Partie espagnole (Ruy López)
1.e4 e5 2.Cf3 Cc6 3.Fb5. L'ouverture la plus jouée au plus haut niveau depuis cent ans. Cinq variantes structurantes : Berlin, Marshall, ouverte, échange, fermée.
Le Ruy López a été publié en 1561 par le prêtre andalou qui lui prête son nom, et il n’a jamais cessé d’être à la mode depuis. Depuis Steinitz, tous les champions du monde l’ont jouée des deux côtés. La pression sur le cavalier en c6, défenseur du pion e5, est l’idée maîtresse : tant que les Noirs n’ont pas neutralisé cette menace, ils ne peuvent pas développer normalement.

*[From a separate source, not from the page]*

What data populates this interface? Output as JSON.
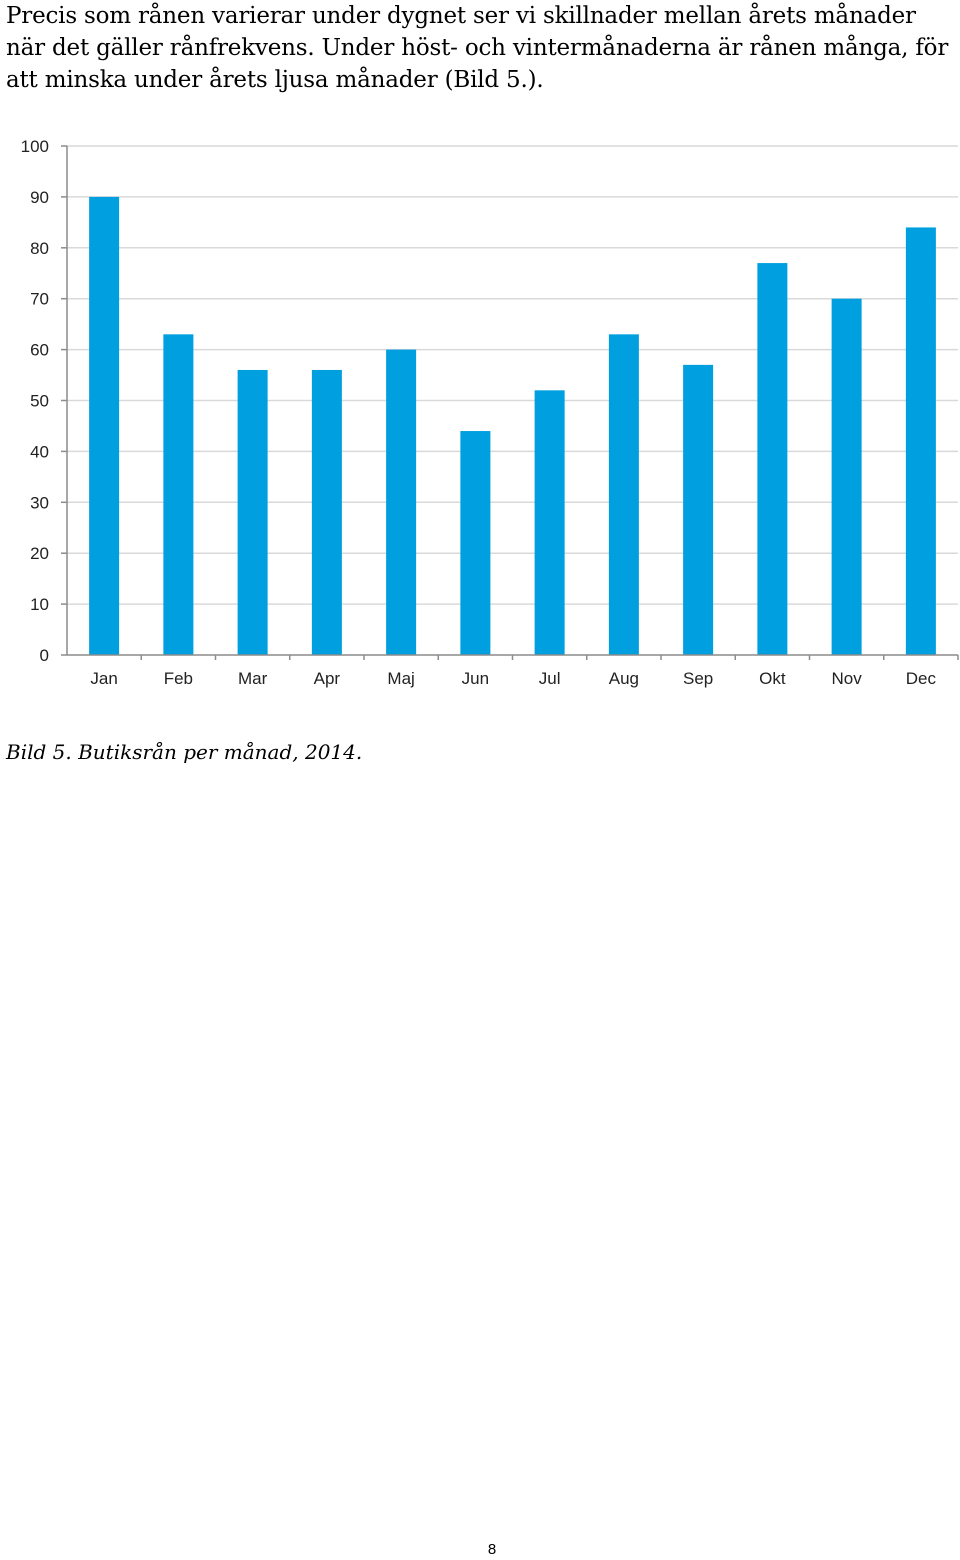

La structure des grandes variantes se décide entre les coups 3 et 5. Avec 3…a6 4.Fxc6, Blanc bascule immédiatement dans une finale stratégique aux pions noirs doublés ; on échange le fou contre le cavalier pour viser un endgame supérieur. Sans 3…a6, Noir peut directement opter pour la Berlin (3…Cf6), arme défensive de Kramnik en 2000 contre Kasparov, qui mène souvent à un milieu de jeu où la dame disparaît dès les premiers coups. Les autres réponses passent par 3…a6 4.Fa4, le fameux retrait du fou-roi qui ouvre tout l’éventail des classiques.
Sur cette ligne principale s’enchaînent trois familles. La fermée reste la matrice canonique : roque blanc, c3 et d4, manœuvre du cavalier par d2-f1-g3, attaque progressive de l’aile-roi. La Marshall (8…d5) s’y greffe comme un orage théorique : Noir sacrifie un pion pour attaquer le roque blanc, et la défense exige une mémoire considérable. L’espagnole ouverte (5…Cxe4) prend franchement le pion central et accepte une position déséquilibrée, plus tactique, qu’Anand a illustrée à plusieurs reprises dans les années 1990.
Les codes ECO C60 à C99 couvrent l’ensemble. C’est l’ouverture la plus profondément analysée de l’histoire des échecs.